Several years ago an “expert” dog trainer on a TV program said dogs only have a seven-second memory. He said to use the command “sit,” but not “sit down,” because by the time you said “down,” the dog had already forgotten “sit.” I knew that wasn’t true. Our half-collie Esther remembered every trick son Luke had ever taught her no matter how long between his deployments, and remembered everyone she had ever met—even years later.

Earlier this week, I released Savannah from her leash so she could chase the ball. Instead, she chased a low-flying bird. She actually caught up to the poor terrified creature and it fluttered under the wire of a fallen fence. When I reached the fence, I was relieved to find the bird unharmed. I picked up the wire and the bird flew away. Today, three days later, I removed Savannah’s leash in the same area so she could chase the ball. Instead, she ran straight to the fence where she had left her trapped bird. Three-second memory?

“Experts” in these convoluted covid days are at odds with one another over prevention, dangers, vaccines, lockdowns…and everything else connected with the virus. If they are “experts”—and if they are correct—they should all voice the same answers.

Bible “experts” explain away miracles throughout the Bible by attributing them to natural phenomenon. “Experts” downsize Easter by claiming that Jesus wasn’t really dead when He was placed in the tomb, and that the disciples believed He had risen from the dead because they didn’t know any better—or conversely—that it was a deception and they went along with it. Yet those same twelve disciples were not only willing to die for their faith in Jesus—they did. Out of the twelve, only John died of natural causes. The others were brutally tortured and killed.

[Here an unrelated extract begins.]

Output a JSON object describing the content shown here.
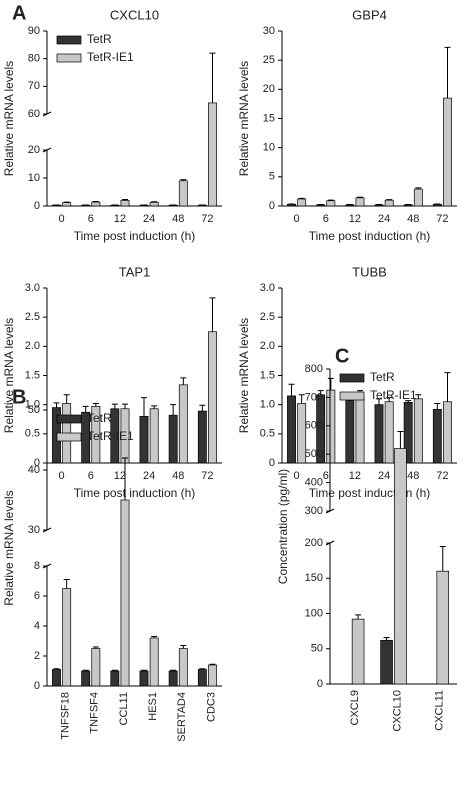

I wouldn’t give up my life to keep a deception going.

I know Jesus is alive. He lives inside my heart in the form of the Holy Spirit. I don’t need an “expert” to tell me what I should believe. “Experts” would have a difficult time explaining away the many miracles I’ve experienced in my life including supernatural healings and provision. Even my marriage. How did a Texas gal meet and marry a Scottish pastor? What are the “expert” calculations of how likely it is for a newspaper reporter in a small Texas town to get assigned to do an interview with a visiting pastor from Scotland who was leaving the next day because the person assigned to do the interview originally was ill—and then marry the subject of that interview three years later?

Don’t let “experts” steal your joy and hope. If God has promised to do it—He will.

“Let us hold fast to the confession of our hope without wavering, for He who promised is faithful.” Hebrews 10:23.  

7 thoughts on “Beware of “Experts”

  1. Meghan and Stephanie, that makes three of us. My mind, on its own, could never come up with the stories He’s given me for my books. The only “Expert” is our Lord. Writers are always learning something new, and I try to avoid those who give advice because they are an “Expert” in the field. No one is. Thanks for this blog, Steph.